I know we all gripe about our spouses from time to time and we have our little "issues" that we deal with ongoing throughout the years.  But for the most part, what I have to gripe about is minimal and pretty inconsequential for the most part when viewed in the grandest scheme.

The Marshmallow has put forth a significant amount of effort this year in creating a safer and more fun haven for our kids.  Long has he wished for a sunken trampoline and a re-vamp of our back-back yard space.  In the spring, he dug a 12' diameter hole (4' deep) to sink the tramp, a feat which he did with a shovel, no less.  Today, he finished the little area by creating a large 12x8' sandbox next to the tramp. He hauled all of the sand by wheelbarrow down from the front to the back and if you know my yard, you know there is no access front to back besides stairs so using a wheelbarrow to transport load after load of sand isn't for the feint of heart.


Tinker loves the sandbox and she was instantly covered in sand the minute the sandbox was finished.  I happened to walk by a window a short time later and caught a glimpse of what I love about the Marshmallow summed up in one moment.  

What I love about this picture is that if you could have heard The Marshmallow talking this morning, you'd have thought the world was on his shoulders. He had "so much to do" today and it was going to take him forever.  A few minutes before this picture was taken, he was out front mowing the lawn and I assume he came 'round back to begin working on it and saw this little critter enjoying her new sandbox and he sat down to soak in her fun.  He does stuff like that...stops to "see" and experience those kids in ways I never do, or at least I don't think I do, not like I see him doing.  He genuinely experiences pleasure just in watching that kid play.  And so I love this picture because Tink is adorable in her little red glove (protecting her finger because she got a 2nd degree burn from touching the truck tailpipe earlier when we got home), as she plays in the new sandbox, Dad is enjoying his baby, and I get to look at all of his labors of love for the kids we made.

I included the below picture so you could also see the tramp better since that was the greater part of the battle.
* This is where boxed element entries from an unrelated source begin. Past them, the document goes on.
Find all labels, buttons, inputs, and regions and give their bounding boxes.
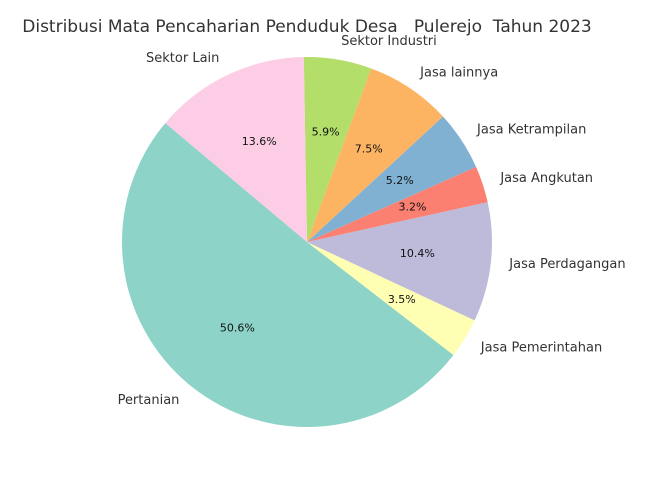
pie-slice — [165, 57, 307, 242]
slice-label: Sektor Industri — [341, 34, 437, 49]
slice-label: Jasa Ketrampilan — [476, 123, 586, 138]
pie-slice — [122, 123, 454, 427]
slice-label: Jasa Perdagangan — [508, 257, 625, 272]
pie-slice — [307, 68, 443, 242]
pie-slice — [307, 116, 477, 242]
slice-label: Sektor Lain — [146, 51, 219, 66]
percent-label: 3.5% — [388, 293, 416, 306]
pie-slice — [307, 242, 475, 356]
slice-label: Jasa lainnya — [419, 65, 498, 80]
percent-label: 50.6% — [220, 321, 255, 334]
slice-label: Jasa Pemerintahan — [480, 340, 602, 355]
slice-label: Jasa Angkutan — [499, 171, 593, 186]
percent-label: 5.2% — [386, 174, 414, 187]
pie-slice — [303, 57, 372, 242]
percent-label: 3.2% — [398, 200, 426, 213]
percent-label: 5.9% — [312, 126, 340, 139]
percent-label: 7.5% — [355, 143, 383, 156]
slice-label: Pertanian — [118, 393, 180, 408]
percent-label: 10.4% — [400, 247, 435, 260]
pie-slice — [307, 202, 492, 321]
pie-slice — [307, 166, 488, 242]
chart-title: Distribusi Mata Pencaharian Penduduk Des… — [22, 17, 592, 37]
percent-label: 13.6% — [242, 135, 277, 148]
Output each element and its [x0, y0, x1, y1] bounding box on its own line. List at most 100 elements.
I am so amazingly proud of this man not because he knows how to work, although for that I should be grateful also. But because he's not afraid to work hard for his family to make them safer and happier even for a short period in their lives. Sandbox lifespan: eh maybe 5 years??? Done.

I rarely tell him how awesome he is because I'm rude and horrible and he mades suggestive remarks about what we're going to do when the kids go to bed and it embarrasses me...wait, where was I?  Point is, I value him. My life would be awful without him. He is exactly who I needed when I didn't know what I needed at all.  How does that happen - we're so young and naive when we make these choices and amazingly they turn out to be the best choices we could have ever made.  It's almost like we're not making them on our own.....deep!